Abstract:  Skiing, as recognized by Congress, is a popular, healthful, and life-enriching use of National Forest Land. In 1986, Congress passed legislation to make it easier for ski resort developers to obtain permits, but a textual bias in the Forest Service’s implementing regulations and attacks by environmentalists both in the courts and literally at the sites has largely defeated that intent. Also, the Forest Service recently proposed new restrictions on Colorado’s White River National Forest that, among others, would limit ski resorts to the size of their current permits. This Comment will explore the Forest Service’s proposal in the context of the ongoing debate over National Forest resource management. It will compare the current system with EPA’s Project XL, which rewards superior performance and innovation in environmental protection.

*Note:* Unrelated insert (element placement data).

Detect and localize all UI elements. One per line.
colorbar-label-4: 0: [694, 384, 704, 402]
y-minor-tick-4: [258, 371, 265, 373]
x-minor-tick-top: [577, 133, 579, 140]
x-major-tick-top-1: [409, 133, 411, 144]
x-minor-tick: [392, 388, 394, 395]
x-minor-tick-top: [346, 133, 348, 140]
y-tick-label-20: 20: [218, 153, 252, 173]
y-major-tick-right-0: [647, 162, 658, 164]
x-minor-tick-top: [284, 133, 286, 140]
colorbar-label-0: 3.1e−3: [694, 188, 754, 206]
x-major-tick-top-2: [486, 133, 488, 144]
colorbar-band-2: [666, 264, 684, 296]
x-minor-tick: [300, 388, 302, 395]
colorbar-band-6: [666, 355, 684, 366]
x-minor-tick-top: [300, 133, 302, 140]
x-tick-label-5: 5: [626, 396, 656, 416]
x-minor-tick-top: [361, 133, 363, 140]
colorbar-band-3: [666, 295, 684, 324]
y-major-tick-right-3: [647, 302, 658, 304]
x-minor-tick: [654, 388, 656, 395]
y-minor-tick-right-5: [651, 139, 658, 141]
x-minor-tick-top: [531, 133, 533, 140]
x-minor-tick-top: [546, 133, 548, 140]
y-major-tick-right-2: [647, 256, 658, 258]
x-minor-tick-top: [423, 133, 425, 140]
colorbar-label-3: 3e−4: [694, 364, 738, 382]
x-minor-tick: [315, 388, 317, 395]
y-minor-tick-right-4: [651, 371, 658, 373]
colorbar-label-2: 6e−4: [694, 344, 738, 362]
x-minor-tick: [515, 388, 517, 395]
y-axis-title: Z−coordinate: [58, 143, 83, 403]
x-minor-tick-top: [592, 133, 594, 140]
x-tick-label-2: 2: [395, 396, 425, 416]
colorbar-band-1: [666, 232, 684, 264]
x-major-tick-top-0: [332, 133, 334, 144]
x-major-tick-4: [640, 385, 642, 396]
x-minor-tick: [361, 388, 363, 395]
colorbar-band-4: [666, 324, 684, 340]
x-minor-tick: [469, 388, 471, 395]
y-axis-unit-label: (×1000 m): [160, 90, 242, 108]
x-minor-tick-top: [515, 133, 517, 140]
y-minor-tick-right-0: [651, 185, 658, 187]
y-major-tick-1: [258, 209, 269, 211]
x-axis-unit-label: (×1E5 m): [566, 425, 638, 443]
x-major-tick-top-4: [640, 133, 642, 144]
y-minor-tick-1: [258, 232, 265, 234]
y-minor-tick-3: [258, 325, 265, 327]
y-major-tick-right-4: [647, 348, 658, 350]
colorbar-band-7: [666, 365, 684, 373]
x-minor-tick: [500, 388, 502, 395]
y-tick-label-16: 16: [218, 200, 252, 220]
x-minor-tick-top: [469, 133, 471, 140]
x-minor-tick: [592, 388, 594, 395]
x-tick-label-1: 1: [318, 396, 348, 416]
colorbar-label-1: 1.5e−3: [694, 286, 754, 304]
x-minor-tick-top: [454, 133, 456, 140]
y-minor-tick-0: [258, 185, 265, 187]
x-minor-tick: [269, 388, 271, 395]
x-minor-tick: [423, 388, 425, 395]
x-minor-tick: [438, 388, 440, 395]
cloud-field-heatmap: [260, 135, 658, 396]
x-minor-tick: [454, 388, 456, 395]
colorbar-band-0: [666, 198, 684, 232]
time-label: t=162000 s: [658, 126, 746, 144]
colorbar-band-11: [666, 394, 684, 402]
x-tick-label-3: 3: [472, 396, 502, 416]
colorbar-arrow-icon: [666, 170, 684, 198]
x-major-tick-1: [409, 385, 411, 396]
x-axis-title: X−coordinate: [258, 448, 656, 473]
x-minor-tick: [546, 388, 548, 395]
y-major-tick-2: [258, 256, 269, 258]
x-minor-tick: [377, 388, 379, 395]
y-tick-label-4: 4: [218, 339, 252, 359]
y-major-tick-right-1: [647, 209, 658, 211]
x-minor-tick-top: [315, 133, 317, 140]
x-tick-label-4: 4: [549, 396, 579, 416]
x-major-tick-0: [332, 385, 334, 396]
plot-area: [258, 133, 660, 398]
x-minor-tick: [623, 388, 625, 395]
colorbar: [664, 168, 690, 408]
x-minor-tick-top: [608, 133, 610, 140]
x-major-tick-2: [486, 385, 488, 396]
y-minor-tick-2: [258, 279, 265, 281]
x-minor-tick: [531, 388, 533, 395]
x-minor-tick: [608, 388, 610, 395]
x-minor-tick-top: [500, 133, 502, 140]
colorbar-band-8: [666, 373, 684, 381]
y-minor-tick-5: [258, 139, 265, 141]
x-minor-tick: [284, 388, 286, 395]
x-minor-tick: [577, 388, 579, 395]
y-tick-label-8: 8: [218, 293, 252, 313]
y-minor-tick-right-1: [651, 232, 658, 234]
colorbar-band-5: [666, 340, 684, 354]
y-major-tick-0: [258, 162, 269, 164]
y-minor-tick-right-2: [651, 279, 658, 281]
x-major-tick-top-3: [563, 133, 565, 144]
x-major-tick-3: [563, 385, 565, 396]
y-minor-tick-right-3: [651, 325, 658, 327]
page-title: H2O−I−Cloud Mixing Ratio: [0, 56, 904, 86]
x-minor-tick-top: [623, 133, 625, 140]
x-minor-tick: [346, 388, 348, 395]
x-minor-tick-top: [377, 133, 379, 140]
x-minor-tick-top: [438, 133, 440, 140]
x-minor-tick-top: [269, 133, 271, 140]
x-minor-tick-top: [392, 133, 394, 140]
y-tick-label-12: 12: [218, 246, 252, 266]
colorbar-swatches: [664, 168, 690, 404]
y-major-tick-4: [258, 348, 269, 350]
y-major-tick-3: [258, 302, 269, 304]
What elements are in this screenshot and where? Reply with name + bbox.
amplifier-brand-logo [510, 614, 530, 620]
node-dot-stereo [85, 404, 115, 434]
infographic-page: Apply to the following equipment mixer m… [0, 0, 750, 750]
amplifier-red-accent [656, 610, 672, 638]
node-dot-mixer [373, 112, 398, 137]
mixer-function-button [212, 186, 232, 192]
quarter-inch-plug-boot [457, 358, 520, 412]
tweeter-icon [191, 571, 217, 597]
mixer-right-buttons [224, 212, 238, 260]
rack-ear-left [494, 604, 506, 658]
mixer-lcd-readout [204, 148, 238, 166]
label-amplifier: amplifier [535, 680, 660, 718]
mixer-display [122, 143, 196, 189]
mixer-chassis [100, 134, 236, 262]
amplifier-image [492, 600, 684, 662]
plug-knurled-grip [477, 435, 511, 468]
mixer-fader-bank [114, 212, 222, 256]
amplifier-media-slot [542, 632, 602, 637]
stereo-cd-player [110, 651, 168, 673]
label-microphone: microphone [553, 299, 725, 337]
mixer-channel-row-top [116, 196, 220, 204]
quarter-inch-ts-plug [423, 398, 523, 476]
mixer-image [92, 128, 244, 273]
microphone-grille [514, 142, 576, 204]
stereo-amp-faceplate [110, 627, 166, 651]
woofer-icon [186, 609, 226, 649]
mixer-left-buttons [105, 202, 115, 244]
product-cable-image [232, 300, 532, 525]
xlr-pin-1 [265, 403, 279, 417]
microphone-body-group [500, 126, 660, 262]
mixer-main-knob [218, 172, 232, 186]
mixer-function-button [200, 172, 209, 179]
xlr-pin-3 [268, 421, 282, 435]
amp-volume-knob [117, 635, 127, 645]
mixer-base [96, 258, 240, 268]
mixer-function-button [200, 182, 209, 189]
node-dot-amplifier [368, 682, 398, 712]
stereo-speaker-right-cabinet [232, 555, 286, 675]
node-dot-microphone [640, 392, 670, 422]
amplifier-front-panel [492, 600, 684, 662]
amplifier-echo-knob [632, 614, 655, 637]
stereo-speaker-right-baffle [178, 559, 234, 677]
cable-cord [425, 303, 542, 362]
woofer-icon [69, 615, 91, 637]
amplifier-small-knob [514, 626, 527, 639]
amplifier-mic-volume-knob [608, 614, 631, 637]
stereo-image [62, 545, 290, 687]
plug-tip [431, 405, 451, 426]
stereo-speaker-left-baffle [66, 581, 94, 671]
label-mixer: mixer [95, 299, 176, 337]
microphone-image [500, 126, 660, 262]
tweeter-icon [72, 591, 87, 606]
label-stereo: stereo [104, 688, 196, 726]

This Comment suggests that an approach to National Forest resource management that incorporates the rationales of Project XL would ameliorate the protection of our National Forests and the relationship between the Forest Service, developers, recreational users, and environmentalists.

[Pages 119-162]
THE BILL OF ATTAINDER CLAUSE: A NEW WEAPON TO CHALLENGE THE OIL POLLUTION ACT OF 1990
Alison C. Carrigan*

Abstract:  SeaRiver Maritime, Exxon Oil Company’s United States shipping subsidiary, recently challenged section 5007 of the Oil Pollution Act of 1990 as a bill of attainder. SeaRiver Maritime is the owner and operator of the former Exxon Valdez, which was renamed the SeaRiver Mediterranean following the Valdez’s infamous spill in Alaska’s Prince William Sound in 1989. SeaRiver Maritime argued that section 5007, which prohibits any vessel that has spilled more than one million gallons of oil into the marine environment from ever re-entering Prince William Sound, is an unconstitutional legislative punishment, and that this portion of the Oil Pollution Act was meant to apply only to the SeaRiver Mediterranean. This Comment examines the Oil Pollution Act’s primary provisions and the Act’s Prince William Sound provisions, which include section 5007. Further, this Comment explains the reasons for the constitutional prohibition on bills of attainder and the modern analysis to which courts subject legislation challenged under the Bill of Attainder Clause. Finally, this Comment argues that SeaRiver Maritime’s claim fails both prongs of the Supreme Court’s bill of attainder analysis and that section 5007 is legal and valid as enacted.

[Pages 163-190]
SHAPING NUCLEAR WASTE POLICY AT THE JUNCTURE OF FEDERAL AND STATE LAW
Lawrence Flint*

Abstract:  Nuclear waste has long been the Achilles’ heel of the civilian nuclear power industry. The spent nuclear fuel that reactors generate remains radioactive for hundreds of thousands of years, however, all the spent fuel that has been generated to date is stored in temporary, short-term facilities. As the federal government struggles to develop a permanent solution, many temporary storage facilities are nearing capacity. A few states in which civilian reactors are located have placed severe constraints on the construction of additional needed storage, potentially causing the shutdown of the federally-licensed reactors. In part because of this pressure from the states, Congress has sought to create a federal, centralized interim storage facility while development of a permanent repository proceeds. This controversial effort has yet to succeed. This note will suggest that a new approach to the interim storage problem is necessary—one that involves granting the federal government exclusive authority over nuclear waste storage facilities.

[Pages 191-228]
NUCLEAR POWER RATE REGULATION AFTER EASTERN ENTERPRISES: ARE RATEPAYERS BEING TAKEN FOR A RIDE?
Claire A. Watkins*

Abstract:  The electric industry’s monopolistic reign is coming to an end. The movement toward deregulation is exposing as flawed the electric industry’s decision to build nuclear power plants for the generation of electricity. One such flaw is the miscalculation of decommissioning costs. Without a monopoly, nuclear power plant owners have no guaranteed rate base to pay the high costs of decommissioning. As a result, owners are lobbying the state legislatures and Congress to require recovery of these costs. This comment questions whether it is constitutional to require ratepayers to pay for such costs after they no longer receive service from a power plant. Through an analysis of Justice O’Connor’s opinion in Eastern Enterprises v. Apfel, which establishes that economic regulation can be a taking, the argument is presented that ratepayers may be able to challenge rate regulation after the termination of service as an unconstitutional taking.